The risk of heparin-associated bleeding increases with the dose
The American College of Cardiology recommends a heparin bolus of 60 to 70 U/kg (maximum dose, 5,000 U) and the infusion of 12 to 15 U/kg/h (maximum dose, 1,000 U per hour) for unstable angina and non-ST-segment elevation myocardial infarction (MI), and somewhat lower dosing (60 U/kg bolus [maximum dose, 4,000 U], and 12 U/kg infusion (maximum dose, 1,000 U per hour) in patients receiving recombinant tissue plasminogen activator (rt-PA) [alteplase] for acute ST-segment elevation MI. In patients undergoing percutaneous coronary interventions, heparin is administered in conjunction with glycoprotein IIb/IIIa inhibitors as a bolus of 70 U/kg, with additional boluses administered to keep the activated clotting time (ACT) at > 200 s.
The risk of heparin-associated bleeding increases with the dose, and with thrombolytic therapy or glycoprotein IIb/IIIa inhibitor therapy. The risk of bleeding is also increased if the patient has recently undergone surgery, trauma, or invasive procedures, or has concomitant hemostatic defects. A relationship has been reported between the dose of heparin administered and both its efficacy and safety. Therefore, the dose of heparin must be adjusted, usually by the measurement of the aPTT, or, when very high doses are given, by ACT. These tests are sensitive mainly to the AT effects of heparin.
The anticoagulant effect of heparin is monitored by the aPTT when usual therapeutic doses are used and by the ACT when higher doses are used in association with percutaneous coronary interventions and cardiopulmonary bypass surgery. In the 1970s, an aPTT in the range of 1.5 to 2.5 times the control value was shown to be associated with a reduced risk for recurrent thromboembolism. Thereafter, a therapeutic aPTT range of 1.5 to 2.5 times the control value gained wide clinical acceptance.
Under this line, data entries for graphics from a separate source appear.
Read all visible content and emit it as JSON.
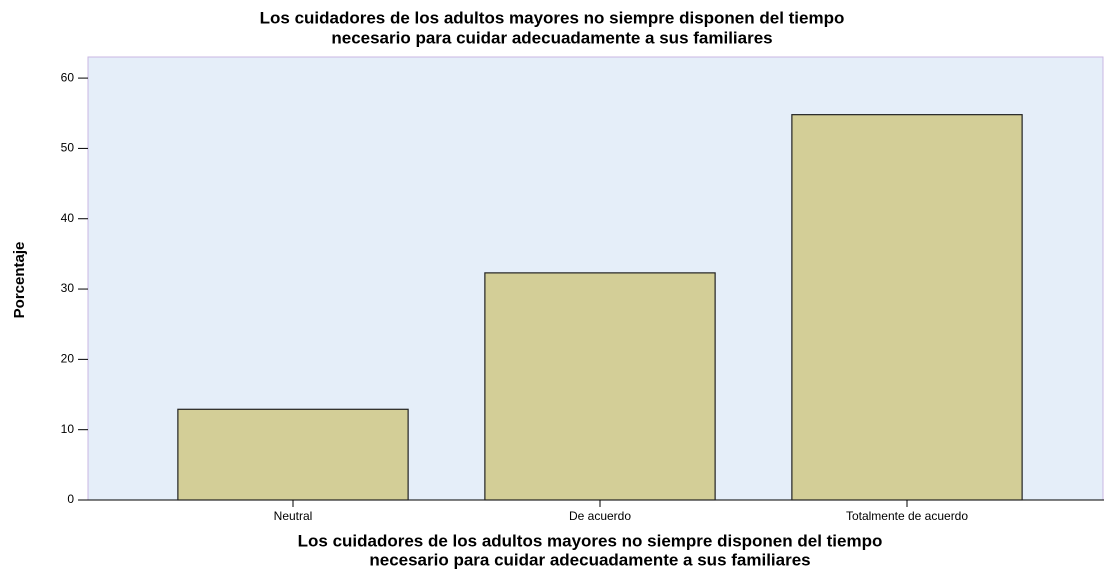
{
  "chart_data": {
    "type": "bar",
    "title": [
      "Los cuidadores de los adultos mayores no siempre disponen del tiempo",
      "necesario para cuidar adecuadamente a sus familiares"
    ],
    "xlabel": [
      "Los cuidadores de los adultos mayores no siempre disponen del tiempo",
      "necesario para cuidar adecuadamente a sus familiares"
    ],
    "ylabel": "Porcentaje",
    "categories": [
      "Neutral",
      "De acuerdo",
      "Totalmente de acuerdo"
    ],
    "values": [
      12.9,
      32.3,
      54.8
    ],
    "color": "#d3ce97",
    "ylim": [
      0,
      63
    ],
    "yticks": [
      0,
      10,
      20,
      30,
      40,
      50,
      60
    ],
    "grid": false
  }
}
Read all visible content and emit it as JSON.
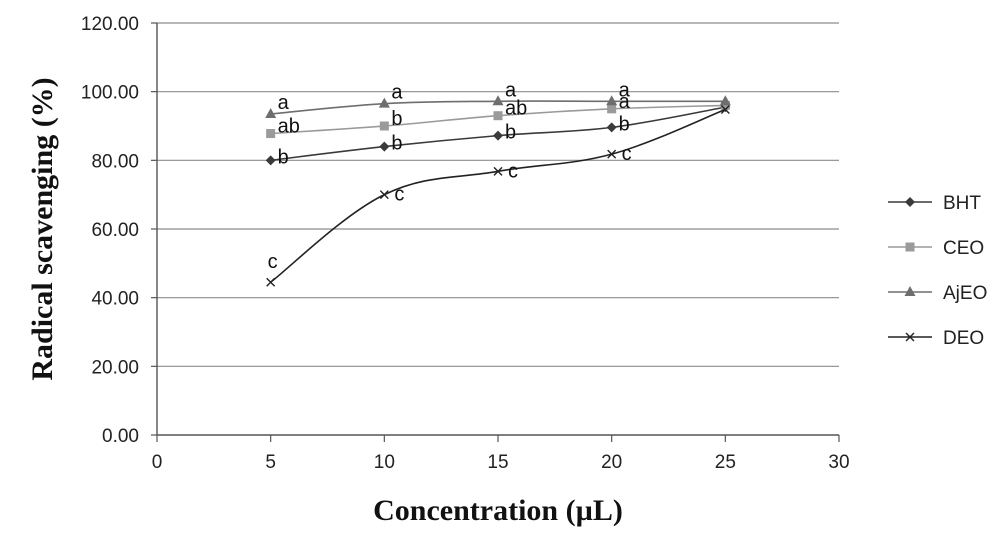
{
  "chart_data": {
    "type": "line",
    "title": "",
    "xlabel": "Concentration (µL)",
    "ylabel": "Radical scavenging (%)",
    "xlim": [
      0,
      30
    ],
    "ylim": [
      0,
      120
    ],
    "x_ticks": [
      "0",
      "5",
      "10",
      "15",
      "20",
      "25",
      "30"
    ],
    "y_ticks": [
      "0.00",
      "20.00",
      "40.00",
      "60.00",
      "80.00",
      "100.00",
      "120.00"
    ],
    "grid": "horizontal",
    "legend_position": "right",
    "x": [
      5,
      10,
      15,
      20,
      25
    ],
    "series": [
      {
        "name": "BHT",
        "marker": "diamond",
        "color": "#3a3a3a",
        "values": [
          80.0,
          84.0,
          87.2,
          89.6,
          95.5
        ],
        "labels": [
          "b",
          "b",
          "b",
          "b",
          ""
        ]
      },
      {
        "name": "CEO",
        "marker": "square",
        "color": "#9a9a9a",
        "values": [
          87.8,
          90.0,
          93.0,
          95.0,
          96.0
        ],
        "labels": [
          "ab",
          "b",
          "ab",
          "a",
          ""
        ]
      },
      {
        "name": "AjEO",
        "marker": "triangle",
        "color": "#6e6e6e",
        "values": [
          93.5,
          96.5,
          97.2,
          97.2,
          97.2
        ],
        "labels": [
          "a",
          "a",
          "a",
          "a",
          ""
        ]
      },
      {
        "name": "DEO",
        "marker": "x",
        "color": "#222222",
        "values": [
          44.5,
          70.0,
          76.8,
          81.8,
          94.8
        ],
        "labels": [
          "c",
          "c",
          "c",
          "c",
          ""
        ]
      }
    ]
  }
}
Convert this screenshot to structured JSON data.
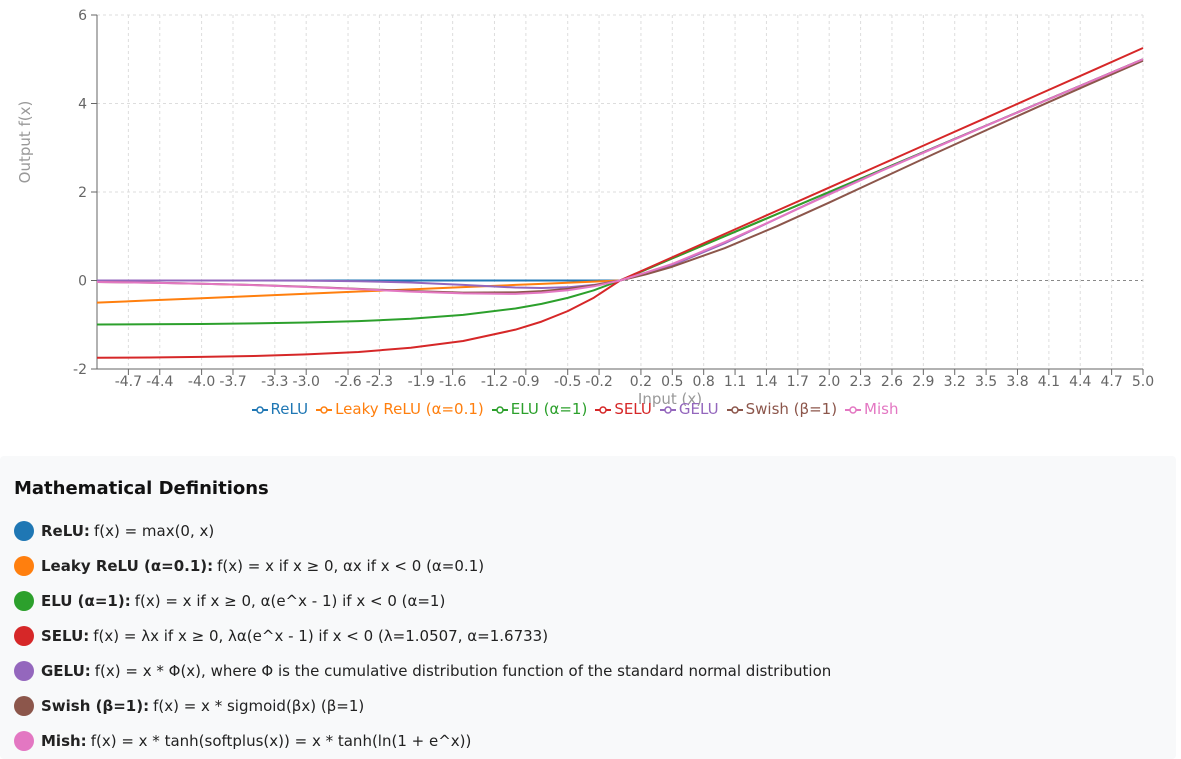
{
  "chart_data": {
    "type": "line",
    "title": "",
    "xlabel": "Input (x)",
    "ylabel": "Output f(x)",
    "xlim": [
      -5,
      5
    ],
    "ylim": [
      -2,
      6
    ],
    "yticks": [
      "-2",
      "0",
      "2",
      "4",
      "6"
    ],
    "xticks": [
      "-4.7",
      "-4.4",
      "-4.0",
      "-3.7",
      "-3.3",
      "-3.0",
      "-2.6",
      "-2.3",
      "-1.9",
      "-1.6",
      "-1.2",
      "-0.9",
      "-0.5",
      "-0.2",
      "0.2",
      "0.5",
      "0.8",
      "1.1",
      "1.4",
      "1.7",
      "2.0",
      "2.3",
      "2.6",
      "2.9",
      "3.2",
      "3.5",
      "3.8",
      "4.1",
      "4.4",
      "4.7",
      "5.0"
    ],
    "grid": true,
    "legend_position": "bottom",
    "x": [
      -5.0,
      -4.5,
      -4.0,
      -3.5,
      -3.0,
      -2.5,
      -2.0,
      -1.5,
      -1.0,
      -0.75,
      -0.5,
      -0.25,
      0.0,
      0.25,
      0.5,
      1.0,
      1.5,
      2.0,
      2.5,
      3.0,
      3.5,
      4.0,
      4.5,
      5.0
    ],
    "series": [
      {
        "name": "ReLU",
        "color": "#1f77b4",
        "values": [
          0,
          0,
          0,
          0,
          0,
          0,
          0,
          0,
          0,
          0,
          0,
          0,
          0,
          0.25,
          0.5,
          1,
          1.5,
          2,
          2.5,
          3,
          3.5,
          4,
          4.5,
          5
        ]
      },
      {
        "name": "Leaky ReLU (α=0.1)",
        "color": "#ff7f0e",
        "values": [
          -0.5,
          -0.45,
          -0.4,
          -0.35,
          -0.3,
          -0.25,
          -0.2,
          -0.15,
          -0.1,
          -0.075,
          -0.05,
          -0.025,
          0,
          0.25,
          0.5,
          1,
          1.5,
          2,
          2.5,
          3,
          3.5,
          4,
          4.5,
          5
        ]
      },
      {
        "name": "ELU (α=1)",
        "color": "#2ca02c",
        "values": [
          -0.993,
          -0.989,
          -0.982,
          -0.97,
          -0.95,
          -0.918,
          -0.865,
          -0.777,
          -0.632,
          -0.528,
          -0.393,
          -0.221,
          0,
          0.25,
          0.5,
          1,
          1.5,
          2,
          2.5,
          3,
          3.5,
          4,
          4.5,
          5
        ]
      },
      {
        "name": "SELU",
        "color": "#d62728",
        "values": [
          -1.747,
          -1.739,
          -1.727,
          -1.705,
          -1.67,
          -1.615,
          -1.52,
          -1.367,
          -1.111,
          -0.929,
          -0.692,
          -0.389,
          0,
          0.263,
          0.525,
          1.051,
          1.576,
          2.101,
          2.627,
          3.152,
          3.677,
          4.203,
          4.728,
          5.254
        ]
      },
      {
        "name": "GELU",
        "color": "#9467bd",
        "values": [
          0,
          0,
          0,
          -0.001,
          -0.004,
          -0.016,
          -0.045,
          -0.1,
          -0.159,
          -0.17,
          -0.154,
          -0.1,
          0,
          0.15,
          0.346,
          0.841,
          1.4,
          1.955,
          2.484,
          2.996,
          3.499,
          4.0,
          4.5,
          5.0
        ]
      },
      {
        "name": "Swish (β=1)",
        "color": "#8c564b",
        "values": [
          -0.033,
          -0.049,
          -0.072,
          -0.102,
          -0.142,
          -0.189,
          -0.238,
          -0.274,
          -0.269,
          -0.239,
          -0.189,
          -0.109,
          0,
          0.14,
          0.311,
          0.731,
          1.227,
          1.762,
          2.31,
          2.858,
          3.396,
          3.928,
          4.45,
          4.967
        ]
      },
      {
        "name": "Mish",
        "color": "#e377c2",
        "values": [
          -0.034,
          -0.05,
          -0.073,
          -0.105,
          -0.146,
          -0.195,
          -0.252,
          -0.291,
          -0.303,
          -0.275,
          -0.221,
          -0.131,
          0,
          0.183,
          0.375,
          0.865,
          1.4,
          1.944,
          2.477,
          2.987,
          3.495,
          3.997,
          4.499,
          5.0
        ]
      }
    ]
  },
  "definitions": {
    "heading": "Mathematical Definitions",
    "items": [
      {
        "name": "ReLU:",
        "formula": "f(x) = max(0, x)",
        "color": "#1f77b4"
      },
      {
        "name": "Leaky ReLU (α=0.1):",
        "formula": "f(x) = x if x ≥ 0, αx if x < 0 (α=0.1)",
        "color": "#ff7f0e"
      },
      {
        "name": "ELU (α=1):",
        "formula": "f(x) = x if x ≥ 0, α(e^x - 1) if x < 0 (α=1)",
        "color": "#2ca02c"
      },
      {
        "name": "SELU:",
        "formula": "f(x) = λx if x ≥ 0, λα(e^x - 1) if x < 0 (λ=1.0507, α=1.6733)",
        "color": "#d62728"
      },
      {
        "name": "GELU:",
        "formula": "f(x) = x * Φ(x), where Φ is the cumulative distribution function of the standard normal distribution",
        "color": "#9467bd"
      },
      {
        "name": "Swish (β=1):",
        "formula": "f(x) = x * sigmoid(βx) (β=1)",
        "color": "#8c564b"
      },
      {
        "name": "Mish:",
        "formula": "f(x) = x * tanh(softplus(x)) = x * tanh(ln(1 + e^x))",
        "color": "#e377c2"
      }
    ]
  }
}
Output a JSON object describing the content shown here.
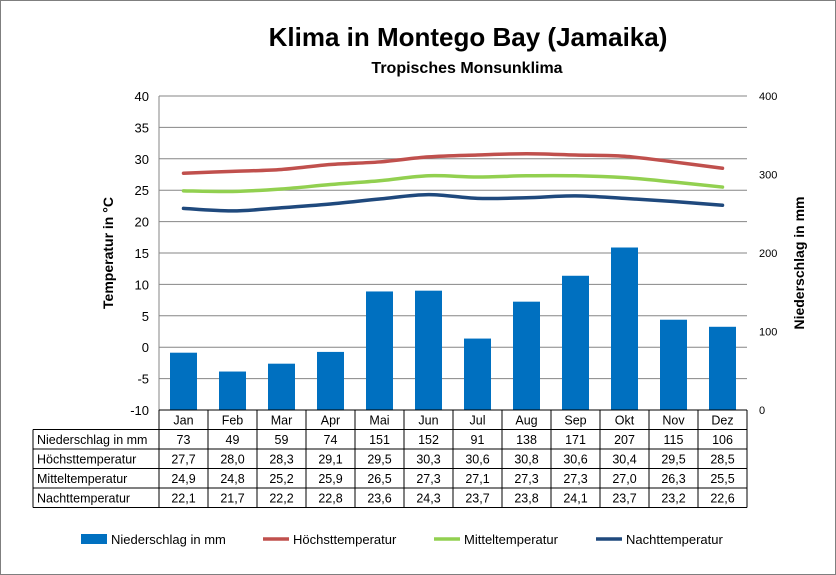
{
  "title": "Klima in Montego Bay (Jamaika)",
  "subtitle": "Tropisches Monsunklima",
  "chart_data": {
    "type": "bar+line",
    "title": "Klima in Montego Bay (Jamaika)",
    "subtitle": "Tropisches Monsunklima",
    "categories": [
      "Jan",
      "Feb",
      "Mar",
      "Apr",
      "Mai",
      "Jun",
      "Jul",
      "Aug",
      "Sep",
      "Okt",
      "Nov",
      "Dez"
    ],
    "y_left": {
      "label": "Temperatur in °C",
      "lim": [
        -10,
        40
      ],
      "ticks": [
        -10,
        -5,
        0,
        5,
        10,
        15,
        20,
        25,
        30,
        35,
        40
      ]
    },
    "y_right": {
      "label": "Niederschlag in mm",
      "lim": [
        0,
        400
      ],
      "ticks": [
        0,
        100,
        200,
        300,
        400
      ]
    },
    "series": [
      {
        "name": "Niederschlag in mm",
        "kind": "bar",
        "axis": "right",
        "color": "#0070c0",
        "values": [
          73,
          49,
          59,
          74,
          151,
          152,
          91,
          138,
          171,
          207,
          115,
          106
        ],
        "labels": [
          "73",
          "49",
          "59",
          "74",
          "151",
          "152",
          "91",
          "138",
          "171",
          "207",
          "115",
          "106"
        ]
      },
      {
        "name": "Höchsttemperatur",
        "kind": "line",
        "axis": "left",
        "color": "#c0504d",
        "values": [
          27.7,
          28.0,
          28.3,
          29.1,
          29.5,
          30.3,
          30.6,
          30.8,
          30.6,
          30.4,
          29.5,
          28.5
        ],
        "labels": [
          "27,7",
          "28,0",
          "28,3",
          "29,1",
          "29,5",
          "30,3",
          "30,6",
          "30,8",
          "30,6",
          "30,4",
          "29,5",
          "28,5"
        ]
      },
      {
        "name": "Mitteltemperatur",
        "kind": "line",
        "axis": "left",
        "color": "#92d050",
        "values": [
          24.9,
          24.8,
          25.2,
          25.9,
          26.5,
          27.3,
          27.1,
          27.3,
          27.3,
          27.0,
          26.3,
          25.5
        ],
        "labels": [
          "24,9",
          "24,8",
          "25,2",
          "25,9",
          "26,5",
          "27,3",
          "27,1",
          "27,3",
          "27,3",
          "27,0",
          "26,3",
          "25,5"
        ]
      },
      {
        "name": "Nachttemperatur",
        "kind": "line",
        "axis": "left",
        "color": "#1f497d",
        "values": [
          22.1,
          21.7,
          22.2,
          22.8,
          23.6,
          24.3,
          23.7,
          23.8,
          24.1,
          23.7,
          23.2,
          22.6
        ],
        "labels": [
          "22,1",
          "21,7",
          "22,2",
          "22,8",
          "23,6",
          "24,3",
          "23,7",
          "23,8",
          "24,1",
          "23,7",
          "23,2",
          "22,6"
        ]
      }
    ],
    "grid": true,
    "legend": "bottom",
    "data_table": true
  }
}
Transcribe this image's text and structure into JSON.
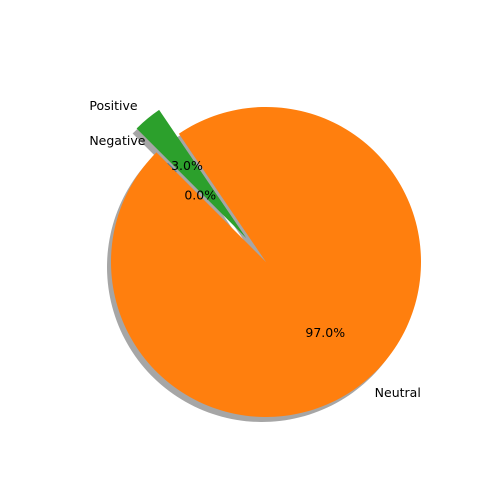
{
  "chart_data": {
    "type": "pie",
    "slices": [
      {
        "label": "Negative",
        "value": 0.0,
        "pct_label": "0.0%",
        "color": "#1f77b4"
      },
      {
        "label": "Neutral",
        "value": 97.0,
        "pct_label": "97.0%",
        "color": "#ff7f0e"
      },
      {
        "label": "Positive",
        "value": 3.0,
        "pct_label": "3.0%",
        "color": "#2ca02c"
      }
    ],
    "shadow": true,
    "exploded": [
      "Positive"
    ]
  }
}
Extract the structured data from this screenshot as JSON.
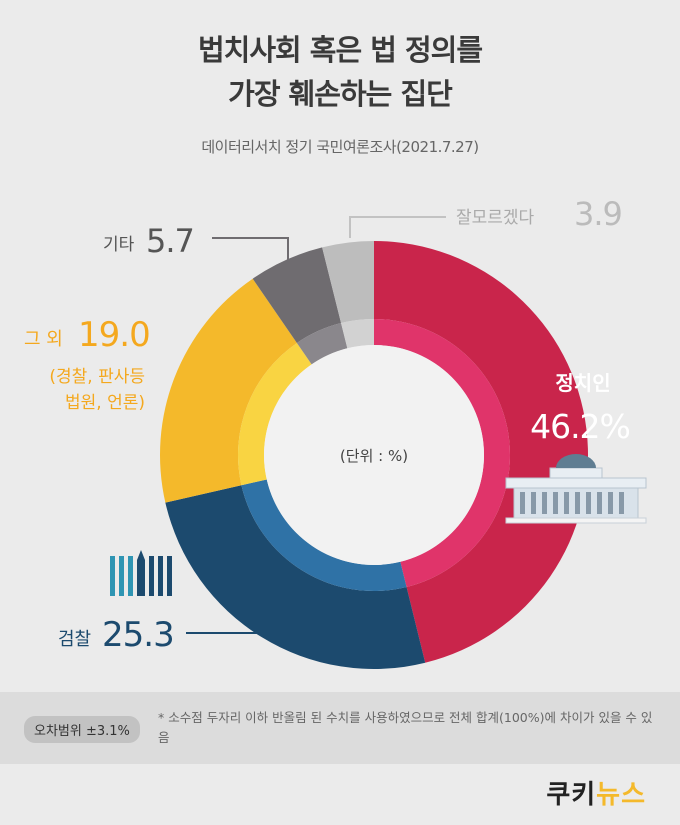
{
  "header": {
    "title_line1": "법치사회 혹은 법 정의를",
    "title_line2": "가장 훼손하는 집단",
    "source": "데이터리서치 정기 국민여론조사(2021.7.27)"
  },
  "chart_data": {
    "type": "pie",
    "style": "donut",
    "unit_label": "(단위 : %)",
    "slices": [
      {
        "label": "정치인",
        "value": 46.2,
        "value_text": "46.2%",
        "color": "#c9254b",
        "inner_color": "#e0346a"
      },
      {
        "label": "검찰",
        "value": 25.3,
        "value_text": "25.3",
        "color": "#1c4a6e",
        "inner_color": "#2f72a6"
      },
      {
        "label": "그 외",
        "value": 19.0,
        "value_text": "19.0",
        "sublabel_line1": "(경찰, 판사등",
        "sublabel_line2": "법원, 언론)",
        "color": "#f4b92b",
        "inner_color": "#f9d442"
      },
      {
        "label": "기타",
        "value": 5.7,
        "value_text": "5.7",
        "color": "#6f6c70",
        "inner_color": "#8a878c"
      },
      {
        "label": "잘모르겠다",
        "value": 3.9,
        "value_text": "3.9",
        "color": "#bdbdbd",
        "inner_color": "#d2d2d2"
      }
    ]
  },
  "footer": {
    "error_margin": "오차범위 ±3.1%",
    "note": "* 소수점 두자리 이하 반올림 된 수치를 사용하였으므로 전체 합계(100%)에 차이가 있을 수 있음"
  },
  "brand": {
    "part1": "쿠키",
    "part2": "뉴스"
  }
}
However, the reagents and instruments used to determine the aPTT have changed in the past 25 years. Thus, there are now > 300 different laboratory methods in current use, and as a result there is a wide variation in responsiveness to an anticoagulant among different laboratories. This variability is due to differences among thromboplastin reagents and coagulometer instruments. The magnitude of this variability is highlighted by the observation that at plasma heparin concentrations of 0.3 IU/mL (by factor Xa inhibition) the mean aPTT results range from 48 to 108 s, depending on the laboratory method employed. At therapeutic heparin levels (ie, 0.3 to 0.7 anti-factor Xa units), modern thromboplastin reagents produce aPTT ratios that range from 1.6 to 2.7 to 3.7 to 6.2 times the control value (Table 3). It is clear, therefore, that the use of a standard aPTT therapeutic range of 1.5 to 2.5 for all reagents and methods of clot detection leads to the systematic administration of subtherapeutic doses of heparin.
Despite these shortcomings, the aPTT is the most common method used for monitoring its anticoagulant response.